An experiment may end before training is complete if it exceeds Pathmind’s maximum thresholds:
Maximum training iterations - 500 iterations
Maximum training time - 12 hours
Maximum total episodes - 200,000 episodes
Models may need to be adjusted to train within these limits in rare situations.
Initial Learning Check
Training will automatically terminate if no learning has taken place by the 50 iteration mark. Trying a different reward function may fix the issue in some cases. Other instances may require testing different observations and metrics.
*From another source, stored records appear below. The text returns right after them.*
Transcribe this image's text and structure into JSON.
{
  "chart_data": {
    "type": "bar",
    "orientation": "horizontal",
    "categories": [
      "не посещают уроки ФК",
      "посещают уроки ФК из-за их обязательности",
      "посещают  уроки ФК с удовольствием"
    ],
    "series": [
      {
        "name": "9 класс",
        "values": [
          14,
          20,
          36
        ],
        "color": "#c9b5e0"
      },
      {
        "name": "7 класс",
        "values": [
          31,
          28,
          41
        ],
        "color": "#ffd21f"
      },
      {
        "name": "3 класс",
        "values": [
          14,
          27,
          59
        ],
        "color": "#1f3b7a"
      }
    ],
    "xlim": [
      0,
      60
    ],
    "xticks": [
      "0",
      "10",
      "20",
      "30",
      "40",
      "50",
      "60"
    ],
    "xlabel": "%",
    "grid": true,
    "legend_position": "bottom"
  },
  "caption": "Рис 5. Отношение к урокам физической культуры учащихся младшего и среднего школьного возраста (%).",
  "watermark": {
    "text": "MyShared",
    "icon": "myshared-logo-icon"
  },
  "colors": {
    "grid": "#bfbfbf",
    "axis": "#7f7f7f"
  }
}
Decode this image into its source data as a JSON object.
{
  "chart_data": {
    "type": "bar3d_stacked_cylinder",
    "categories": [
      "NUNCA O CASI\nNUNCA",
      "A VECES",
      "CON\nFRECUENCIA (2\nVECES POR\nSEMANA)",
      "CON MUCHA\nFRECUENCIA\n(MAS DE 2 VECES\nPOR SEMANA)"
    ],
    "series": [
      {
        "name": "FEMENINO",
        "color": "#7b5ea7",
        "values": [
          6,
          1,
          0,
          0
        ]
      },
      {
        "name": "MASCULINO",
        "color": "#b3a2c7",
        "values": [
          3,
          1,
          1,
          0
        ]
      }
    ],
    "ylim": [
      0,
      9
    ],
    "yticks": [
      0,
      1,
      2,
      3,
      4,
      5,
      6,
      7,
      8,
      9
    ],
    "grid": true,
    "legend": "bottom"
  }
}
After 250 iterations, Pathmind will begin checking how much the mean reward changes over each iteration. If the mean reward does not change by more than 1% over 75 consecutive iterations, Pathmind will end training early and generate a policy. No substantial changes over that number of iterations is evidence that the best possible outcome has already been achieved given your reward function. Early stopping in this situation produces a policy while eliminating unnecessary training time.
Miscellaneous Stopping Conditions
In some cases, you may notice training end before reaching 250 iterations. This can happen for the following reasons:
Training had exceeded the 12 hour maximum. Please read this article to learn how to speed up training times.
The 200,000 total episode limit was reached. Simulations with extremely short episodes (e.g. less than 10 steps) will typically hit this limitation. If this limitation is problematic, try increasing the density of Pathmind triggers.